China becomes a focus of international attention whenever North Korea escalates tensions by nuclear tests or long-range missile launches.
It is because the international community looks to China, the sole socialist ally and economic patron of North Korea, for reining in the world’s most notorious rogue state.
But one knows what China has done in the past 10 years — since North Korea’s first nuclear test in 2006. It failed to — or did not — pressure or persuade the leaders in Pyongyang to abandon their nuclear and missile development programs.

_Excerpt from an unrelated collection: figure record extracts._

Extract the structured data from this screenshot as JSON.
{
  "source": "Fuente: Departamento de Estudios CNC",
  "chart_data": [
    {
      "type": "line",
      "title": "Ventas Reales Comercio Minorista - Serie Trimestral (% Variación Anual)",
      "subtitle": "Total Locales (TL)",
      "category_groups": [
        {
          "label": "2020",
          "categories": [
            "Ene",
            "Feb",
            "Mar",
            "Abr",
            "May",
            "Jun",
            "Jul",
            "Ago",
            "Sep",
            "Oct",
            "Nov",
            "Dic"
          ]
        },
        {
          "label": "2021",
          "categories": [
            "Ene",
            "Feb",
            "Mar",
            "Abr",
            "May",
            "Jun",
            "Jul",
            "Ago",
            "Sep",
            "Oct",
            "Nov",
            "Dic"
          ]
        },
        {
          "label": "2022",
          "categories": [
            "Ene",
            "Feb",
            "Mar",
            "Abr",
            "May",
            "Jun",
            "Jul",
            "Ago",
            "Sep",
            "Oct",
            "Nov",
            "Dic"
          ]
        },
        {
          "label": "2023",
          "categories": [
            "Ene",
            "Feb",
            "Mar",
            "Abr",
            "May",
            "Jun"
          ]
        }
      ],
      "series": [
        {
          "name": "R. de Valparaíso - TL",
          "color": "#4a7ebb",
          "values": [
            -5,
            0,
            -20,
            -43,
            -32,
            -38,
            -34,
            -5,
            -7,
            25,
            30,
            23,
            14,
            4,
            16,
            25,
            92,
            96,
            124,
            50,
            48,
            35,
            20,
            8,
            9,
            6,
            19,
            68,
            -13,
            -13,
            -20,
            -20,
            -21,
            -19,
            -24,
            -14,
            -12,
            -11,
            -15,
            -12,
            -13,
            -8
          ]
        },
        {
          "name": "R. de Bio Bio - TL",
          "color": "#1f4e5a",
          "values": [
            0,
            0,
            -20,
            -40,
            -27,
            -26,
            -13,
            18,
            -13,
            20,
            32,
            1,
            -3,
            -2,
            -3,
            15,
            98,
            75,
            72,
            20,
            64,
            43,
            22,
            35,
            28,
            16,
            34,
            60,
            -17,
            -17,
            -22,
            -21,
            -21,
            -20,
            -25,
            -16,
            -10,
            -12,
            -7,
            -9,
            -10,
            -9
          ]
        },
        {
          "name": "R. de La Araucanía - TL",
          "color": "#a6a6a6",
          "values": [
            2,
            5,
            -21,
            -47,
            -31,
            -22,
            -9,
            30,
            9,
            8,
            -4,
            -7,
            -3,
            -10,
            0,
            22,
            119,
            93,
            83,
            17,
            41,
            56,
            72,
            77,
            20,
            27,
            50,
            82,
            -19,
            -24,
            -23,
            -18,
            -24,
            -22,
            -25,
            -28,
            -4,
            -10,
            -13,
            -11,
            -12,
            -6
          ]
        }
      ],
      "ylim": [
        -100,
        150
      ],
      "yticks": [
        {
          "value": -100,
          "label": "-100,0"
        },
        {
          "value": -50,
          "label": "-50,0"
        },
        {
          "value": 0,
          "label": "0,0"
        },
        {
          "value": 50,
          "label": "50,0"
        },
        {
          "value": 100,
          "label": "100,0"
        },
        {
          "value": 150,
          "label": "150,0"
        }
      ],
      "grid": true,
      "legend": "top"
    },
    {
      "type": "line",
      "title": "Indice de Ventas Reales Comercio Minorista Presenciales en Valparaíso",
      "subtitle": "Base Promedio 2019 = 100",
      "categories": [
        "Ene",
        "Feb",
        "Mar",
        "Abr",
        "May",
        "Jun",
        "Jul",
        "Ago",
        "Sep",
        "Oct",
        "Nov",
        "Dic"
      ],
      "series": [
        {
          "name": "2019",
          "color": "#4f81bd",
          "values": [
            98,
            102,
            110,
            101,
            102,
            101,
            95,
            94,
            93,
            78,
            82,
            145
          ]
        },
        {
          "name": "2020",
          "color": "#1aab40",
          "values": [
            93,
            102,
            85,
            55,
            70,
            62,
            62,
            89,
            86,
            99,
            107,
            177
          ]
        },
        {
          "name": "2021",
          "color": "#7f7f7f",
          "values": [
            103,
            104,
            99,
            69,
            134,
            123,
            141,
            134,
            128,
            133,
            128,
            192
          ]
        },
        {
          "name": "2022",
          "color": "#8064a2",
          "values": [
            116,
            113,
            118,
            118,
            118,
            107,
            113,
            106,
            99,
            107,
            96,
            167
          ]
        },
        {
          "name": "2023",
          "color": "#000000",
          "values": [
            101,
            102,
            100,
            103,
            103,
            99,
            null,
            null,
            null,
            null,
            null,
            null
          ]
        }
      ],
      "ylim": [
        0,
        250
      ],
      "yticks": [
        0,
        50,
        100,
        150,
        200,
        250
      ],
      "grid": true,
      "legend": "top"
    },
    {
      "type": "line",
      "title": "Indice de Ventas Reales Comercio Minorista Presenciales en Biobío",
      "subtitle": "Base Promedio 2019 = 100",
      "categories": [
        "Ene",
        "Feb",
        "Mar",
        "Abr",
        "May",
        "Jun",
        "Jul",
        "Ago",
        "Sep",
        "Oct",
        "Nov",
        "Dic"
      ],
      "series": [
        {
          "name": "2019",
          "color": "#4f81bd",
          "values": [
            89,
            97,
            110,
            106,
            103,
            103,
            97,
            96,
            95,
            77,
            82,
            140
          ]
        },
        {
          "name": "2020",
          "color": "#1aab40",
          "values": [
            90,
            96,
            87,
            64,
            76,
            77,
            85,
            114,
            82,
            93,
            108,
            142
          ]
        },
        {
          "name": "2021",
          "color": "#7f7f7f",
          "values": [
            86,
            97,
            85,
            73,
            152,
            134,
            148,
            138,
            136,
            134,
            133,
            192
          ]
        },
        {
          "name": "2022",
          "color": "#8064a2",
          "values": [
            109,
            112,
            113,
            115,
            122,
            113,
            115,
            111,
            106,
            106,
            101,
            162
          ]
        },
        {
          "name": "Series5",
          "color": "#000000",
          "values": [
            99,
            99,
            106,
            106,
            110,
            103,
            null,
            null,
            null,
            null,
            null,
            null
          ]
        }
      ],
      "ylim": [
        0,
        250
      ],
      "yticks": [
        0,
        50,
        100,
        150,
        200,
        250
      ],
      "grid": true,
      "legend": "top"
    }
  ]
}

Instead, what the leaders in Beijing did was only stress calmness and dialogue. They also tried to water down the resolutions of the U.N. Security Council — of which it is one of the five permanent members — and became a reluctant signatory. It, of course, was not faithful in following up on the resolutions.

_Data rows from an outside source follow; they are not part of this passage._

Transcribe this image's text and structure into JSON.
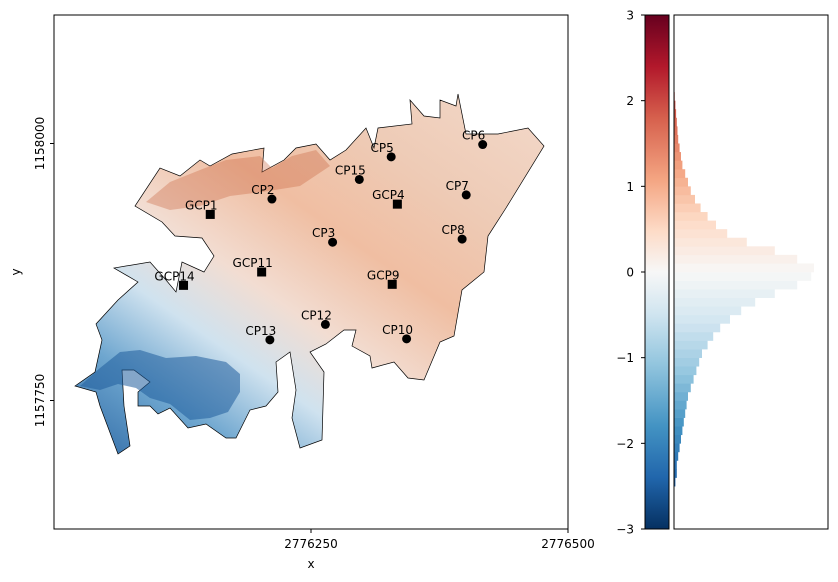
{
  "chart_data": [
    {
      "type": "scatter",
      "panel": "map",
      "xlabel": "x",
      "ylabel": "y",
      "xlim": [
        2776000,
        2776500
      ],
      "ylim": [
        1157625,
        1158125
      ],
      "xticks": [
        {
          "value": 2776250,
          "label": "2776250"
        },
        {
          "value": 2776500,
          "label": "2776500"
        }
      ],
      "yticks": [
        {
          "value": 1157750,
          "label": "1157750"
        },
        {
          "value": 1158000,
          "label": "1158000"
        }
      ],
      "grid": false,
      "colorscale_note": "diverging blue-white-red raster",
      "series": [
        {
          "marker": "circle",
          "points": [
            {
              "label": "CP2",
              "x": 2776212,
              "y": 1157946
            },
            {
              "label": "CP3",
              "x": 2776271,
              "y": 1157904
            },
            {
              "label": "CP5",
              "x": 2776328,
              "y": 1157987
            },
            {
              "label": "CP6",
              "x": 2776417,
              "y": 1157999
            },
            {
              "label": "CP7",
              "x": 2776401,
              "y": 1157950
            },
            {
              "label": "CP8",
              "x": 2776397,
              "y": 1157907
            },
            {
              "label": "CP10",
              "x": 2776343,
              "y": 1157810
            },
            {
              "label": "CP12",
              "x": 2776264,
              "y": 1157824
            },
            {
              "label": "CP13",
              "x": 2776210,
              "y": 1157809
            },
            {
              "label": "CP15",
              "x": 2776297,
              "y": 1157965
            }
          ]
        },
        {
          "marker": "square",
          "points": [
            {
              "label": "GCP1",
              "x": 2776152,
              "y": 1157931
            },
            {
              "label": "GCP4",
              "x": 2776334,
              "y": 1157941
            },
            {
              "label": "GCP9",
              "x": 2776329,
              "y": 1157863
            },
            {
              "label": "GCP11",
              "x": 2776202,
              "y": 1157875
            },
            {
              "label": "GCP14",
              "x": 2776126,
              "y": 1157862
            }
          ]
        }
      ]
    },
    {
      "type": "bar",
      "panel": "colorbar-histogram",
      "orientation": "horizontal",
      "ylim": [
        -3,
        3
      ],
      "yticks": [
        {
          "value": 3,
          "label": "3"
        },
        {
          "value": 2,
          "label": "2"
        },
        {
          "value": 1,
          "label": "1"
        },
        {
          "value": 0,
          "label": "0"
        },
        {
          "value": -1,
          "label": "−1"
        },
        {
          "value": -2,
          "label": "−2"
        },
        {
          "value": -3,
          "label": "−3"
        }
      ],
      "bin_width": 0.1,
      "bin_centers": [
        -2.45,
        -2.35,
        -2.25,
        -2.15,
        -2.05,
        -1.95,
        -1.85,
        -1.75,
        -1.65,
        -1.55,
        -1.45,
        -1.35,
        -1.25,
        -1.15,
        -1.05,
        -0.95,
        -0.85,
        -0.75,
        -0.65,
        -0.55,
        -0.45,
        -0.35,
        -0.25,
        -0.15,
        -0.05,
        0.05,
        0.15,
        0.25,
        0.35,
        0.45,
        0.55,
        0.65,
        0.75,
        0.85,
        0.95,
        1.05,
        1.15,
        1.25,
        1.35,
        1.45,
        1.55,
        1.65,
        1.75,
        1.85,
        1.95,
        2.05
      ],
      "values": [
        0.01,
        0.02,
        0.02,
        0.03,
        0.04,
        0.05,
        0.06,
        0.07,
        0.08,
        0.09,
        0.1,
        0.12,
        0.14,
        0.16,
        0.18,
        0.2,
        0.24,
        0.28,
        0.33,
        0.4,
        0.48,
        0.58,
        0.72,
        0.88,
        0.98,
        1.0,
        0.88,
        0.72,
        0.52,
        0.38,
        0.3,
        0.24,
        0.19,
        0.15,
        0.12,
        0.1,
        0.08,
        0.06,
        0.05,
        0.04,
        0.03,
        0.025,
        0.02,
        0.015,
        0.01,
        0.005
      ],
      "colorbar": {
        "min": -3,
        "max": 3,
        "colors": [
          "#053061",
          "#2166ac",
          "#4393c3",
          "#92c5de",
          "#d1e5f0",
          "#f7f7f7",
          "#fddbc7",
          "#f4a582",
          "#d6604d",
          "#b2182b",
          "#67001f"
        ]
      }
    }
  ]
}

By all signs, Chinese leaders are following the same pattern after the North’s latest nuclear test and the long-range missile launch. President Xi Jinping kept President Park Geun-hye waiting for about 30 days before agreeing to have a telephone conversation about the North’s fourth nuclear test Jan. 6.

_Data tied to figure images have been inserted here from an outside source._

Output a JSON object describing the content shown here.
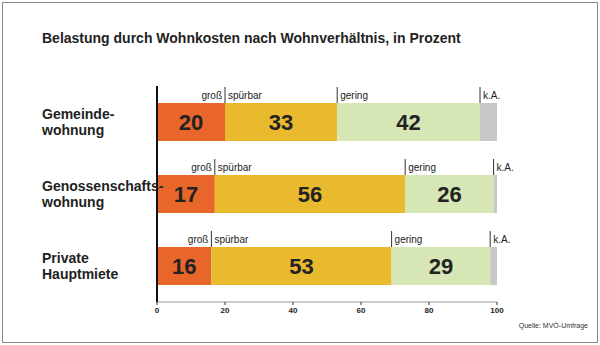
{
  "chart_data": {
    "type": "bar",
    "orientation": "horizontal",
    "stacked": true,
    "data_labels": true,
    "title": "Belastung durch Wohnkosten nach Wohnverhältnis, in Prozent",
    "annotations": [
      "Quelle: MVÖ-Umfrage"
    ],
    "categories": [
      "Gemeinde-\nwohnung",
      "Genossenschafts-\nwohnung",
      "Private\nHauptmiete"
    ],
    "series": [
      {
        "name": "groß",
        "color": "#e8662a",
        "values": [
          20,
          17,
          16
        ]
      },
      {
        "name": "spürbar",
        "color": "#e9b92e",
        "values": [
          33,
          56,
          53
        ]
      },
      {
        "name": "gering",
        "color": "#d6e6b5",
        "values": [
          42,
          26,
          29
        ]
      },
      {
        "name": "k.A.",
        "color": "#c8c8c8",
        "values": [
          5,
          1,
          2
        ],
        "data_labels": false
      }
    ],
    "xlim": [
      0,
      100
    ],
    "xticks": [
      0,
      20,
      40,
      60,
      80,
      100
    ],
    "grid": false,
    "legend": "none"
  }
}
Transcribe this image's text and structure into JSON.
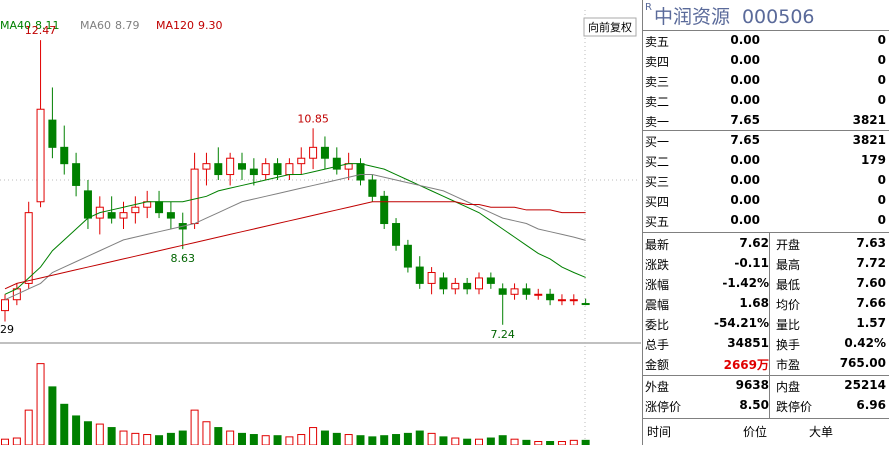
{
  "chart_data": {
    "type": "candlestick",
    "adjust_label": "向前复权",
    "left_label": "29",
    "ylim": [
      6.96,
      12.95
    ],
    "volume_ylim": [
      0,
      80
    ],
    "up_color": "#e00000",
    "down_color": "#008000",
    "open": [
      7.5,
      7.7,
      8.0,
      9.5,
      11.0,
      10.5,
      10.2,
      9.7,
      9.2,
      9.3,
      9.2,
      9.3,
      9.4,
      9.5,
      9.3,
      9.1,
      9.1,
      10.1,
      10.2,
      10.0,
      10.2,
      10.1,
      10.0,
      10.2,
      10.0,
      10.2,
      10.3,
      10.5,
      10.3,
      10.1,
      10.2,
      9.9,
      9.6,
      9.1,
      8.7,
      8.3,
      8.0,
      8.1,
      7.9,
      8.0,
      7.9,
      8.1,
      7.9,
      7.8,
      7.9,
      7.8,
      7.8,
      7.7,
      7.7,
      7.63
    ],
    "high": [
      7.8,
      8.0,
      9.5,
      12.47,
      11.6,
      10.9,
      10.4,
      9.9,
      9.6,
      9.6,
      9.5,
      9.6,
      9.7,
      9.7,
      9.5,
      9.3,
      10.4,
      10.4,
      10.5,
      10.4,
      10.4,
      10.3,
      10.3,
      10.3,
      10.3,
      10.5,
      10.85,
      10.7,
      10.5,
      10.4,
      10.3,
      10.0,
      9.7,
      9.2,
      8.8,
      8.5,
      8.3,
      8.2,
      8.1,
      8.1,
      8.2,
      8.2,
      8.0,
      8.0,
      8.0,
      7.9,
      7.9,
      7.8,
      7.8,
      7.72
    ],
    "low": [
      7.3,
      7.6,
      7.9,
      9.4,
      10.3,
      10.0,
      9.6,
      9.0,
      8.9,
      9.1,
      9.0,
      9.1,
      9.2,
      9.2,
      9.0,
      8.63,
      9.0,
      9.8,
      9.9,
      9.8,
      9.9,
      9.8,
      9.9,
      9.9,
      9.9,
      10.0,
      10.1,
      10.1,
      10.0,
      9.9,
      9.8,
      9.5,
      9.0,
      8.6,
      8.2,
      7.9,
      7.8,
      7.8,
      7.8,
      7.8,
      7.8,
      7.9,
      7.24,
      7.7,
      7.7,
      7.7,
      7.6,
      7.6,
      7.6,
      7.6
    ],
    "close": [
      7.7,
      7.9,
      9.3,
      11.2,
      10.5,
      10.2,
      9.8,
      9.2,
      9.4,
      9.2,
      9.3,
      9.4,
      9.5,
      9.3,
      9.2,
      9.0,
      10.1,
      10.2,
      10.0,
      10.3,
      10.1,
      10.0,
      10.2,
      10.0,
      10.2,
      10.3,
      10.5,
      10.3,
      10.1,
      10.2,
      9.9,
      9.6,
      9.1,
      8.7,
      8.3,
      8.0,
      8.2,
      7.9,
      8.0,
      7.9,
      8.1,
      8.0,
      7.8,
      7.9,
      7.8,
      7.8,
      7.7,
      7.7,
      7.7,
      7.62
    ],
    "volume": [
      5,
      6,
      30,
      70,
      50,
      35,
      25,
      20,
      18,
      15,
      12,
      10,
      9,
      8,
      10,
      12,
      30,
      20,
      15,
      12,
      10,
      9,
      8,
      8,
      7,
      9,
      15,
      12,
      10,
      9,
      8,
      7,
      8,
      9,
      10,
      12,
      10,
      7,
      6,
      5,
      5,
      6,
      8,
      5,
      4,
      3,
      3,
      3,
      4,
      4
    ],
    "annotations": [
      {
        "index": 3,
        "field": "high",
        "label": "12.47",
        "color": "#c00000"
      },
      {
        "index": 26,
        "field": "high",
        "label": "10.85",
        "color": "#c00000"
      },
      {
        "index": 15,
        "field": "low",
        "label": "8.63",
        "color": "#006400"
      },
      {
        "index": 42,
        "field": "low",
        "label": "7.24",
        "color": "#006400"
      }
    ],
    "series": [
      {
        "name": "MA40",
        "last_label": "8.11",
        "color": "#008000",
        "values": [
          7.8,
          7.9,
          8.1,
          8.3,
          8.6,
          8.8,
          9.0,
          9.2,
          9.3,
          9.35,
          9.4,
          9.45,
          9.5,
          9.5,
          9.5,
          9.5,
          9.55,
          9.6,
          9.7,
          9.75,
          9.8,
          9.85,
          9.9,
          9.95,
          10.0,
          10.0,
          10.05,
          10.1,
          10.15,
          10.2,
          10.2,
          10.15,
          10.1,
          10.0,
          9.9,
          9.8,
          9.7,
          9.6,
          9.5,
          9.4,
          9.3,
          9.15,
          9.0,
          8.85,
          8.7,
          8.55,
          8.45,
          8.3,
          8.2,
          8.11
        ]
      },
      {
        "name": "MA60",
        "last_label": "8.79",
        "color": "#808080",
        "values": [
          7.7,
          7.8,
          7.9,
          8.0,
          8.2,
          8.3,
          8.4,
          8.5,
          8.6,
          8.7,
          8.8,
          8.85,
          8.9,
          8.95,
          9.0,
          9.05,
          9.1,
          9.2,
          9.3,
          9.4,
          9.5,
          9.55,
          9.6,
          9.65,
          9.7,
          9.75,
          9.8,
          9.85,
          9.9,
          9.95,
          10.0,
          10.0,
          9.95,
          9.9,
          9.85,
          9.8,
          9.75,
          9.7,
          9.6,
          9.5,
          9.4,
          9.3,
          9.2,
          9.15,
          9.1,
          9.0,
          8.95,
          8.9,
          8.85,
          8.79
        ]
      },
      {
        "name": "MA120",
        "last_label": "9.30",
        "color": "#c00000",
        "values": [
          7.9,
          8.0,
          8.05,
          8.1,
          8.15,
          8.2,
          8.25,
          8.3,
          8.35,
          8.4,
          8.45,
          8.5,
          8.55,
          8.6,
          8.65,
          8.7,
          8.75,
          8.8,
          8.85,
          8.9,
          8.95,
          9.0,
          9.05,
          9.1,
          9.15,
          9.2,
          9.25,
          9.3,
          9.35,
          9.4,
          9.45,
          9.5,
          9.5,
          9.5,
          9.5,
          9.5,
          9.5,
          9.5,
          9.5,
          9.45,
          9.45,
          9.4,
          9.4,
          9.4,
          9.35,
          9.35,
          9.35,
          9.3,
          9.3,
          9.3
        ]
      }
    ]
  },
  "quote": {
    "title_mark": "R",
    "name": "中润资源",
    "code": "000506",
    "sells": [
      [
        "卖五",
        "0.00",
        "0"
      ],
      [
        "卖四",
        "0.00",
        "0"
      ],
      [
        "卖三",
        "0.00",
        "0"
      ],
      [
        "卖二",
        "0.00",
        "0"
      ],
      [
        "卖一",
        "7.65",
        "3821"
      ]
    ],
    "buys": [
      [
        "买一",
        "7.65",
        "3821"
      ],
      [
        "买二",
        "0.00",
        "179"
      ],
      [
        "买三",
        "0.00",
        "0"
      ],
      [
        "买四",
        "0.00",
        "0"
      ],
      [
        "买五",
        "0.00",
        "0"
      ]
    ],
    "stats": [
      [
        "最新",
        "7.62",
        "开盘",
        "7.63"
      ],
      [
        "涨跌",
        "-0.11",
        "最高",
        "7.72"
      ],
      [
        "涨幅",
        "-1.42%",
        "最低",
        "7.60"
      ],
      [
        "震幅",
        "1.68",
        "均价",
        "7.66"
      ],
      [
        "委比",
        "-54.21%",
        "量比",
        "1.57"
      ],
      [
        "总手",
        "34851",
        "换手",
        "0.42%"
      ],
      [
        "金额",
        "2669万",
        "市盈",
        "765.00"
      ]
    ],
    "trade": [
      [
        "外盘",
        "9638",
        "内盘",
        "25214"
      ],
      [
        "涨停价",
        "8.50",
        "跌停价",
        "6.96"
      ]
    ],
    "footer": [
      "时间",
      "价位",
      "大单"
    ]
  }
}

U.S. Secretary of State John Kerry, who hurried to Beijing to ask Xi and other Chinese leaders to slap North Korean leader Kim Jong-un, went back to Washington empty-handed.
What both Park and Kerry heard from Chinese leaders was the same as what their predecessors did during the past 10 years — the North Korean issues should be settled through dialogue, not sanctions.
All in all, China remains as defiant of international pressure as ever. But this time, Chinese leaders will be facing a different world.
The international community — led by the U.N., South Korea, U.S. and Japan — is working faster, and more importantly more resolutely, to punish the North Koreans.
The U.S. Senate has already passed a bill imposing sanctions on those who contribute to the North‘s nuclear and missile development, including importing and exporting related materials.
The toughest-ever U.S. bill also calls for sanctions on those who engage in the North’s cyberattacks, import of luxury goods, money laundering, manufacture of counterfeit goods, narcotics trafficking and trade in minerals and precious metals.
In Tokyo, the Japanese government has announced the imposition of unilateral sanctions on North Korea. The measures are highlighted by a ban on North Korean ships and those of third countries that visited the North and on North Korean nationals and their sympathizers.
Then came the Seoul government’s decision to pull South Korean businesses out of the Gaeseong industrial park, which has been a symbol of inter-Korean economic cooperation and a buffer zone between the two sides over the past 12 years. South Korea did not halt the operation of the complex even after the North’s attacks on the Cheonan naval ship and Yeonpyeongdo Island in 2010.
The decision, which will certainly inflict considerable losses for the 124 South Korean firms that operate there and dims the thin hope for reconciliation on the peninsula, reflects President Park Geun-hye’s determination to deal with the North even at a greater risk for increasing tension on the peninsula.
South Korea’s move to station the U.S. advanced missile defense system — Terminal High Altitude Area Defense — despite vehement protest from China is another article of evidence that it will take on the North Korean issue in a different manner, regardless of China’s stance.
All these show that unlike in the past, many of the anti-North Korea countermeasures to be taken by the international community — especially South Korea, the U.S. and Japan — will not be swayed by the Chinese factor.
This calls upon the leaders in Beijing to rethink their policy on North Korea. China is already in conflicts with regional powers like the U.S., Japan and even Southeast Asian countries over the South China Sea, and siding with the world’s most unpredictable, isolated regime will only make it unwelcome in the region and beyond.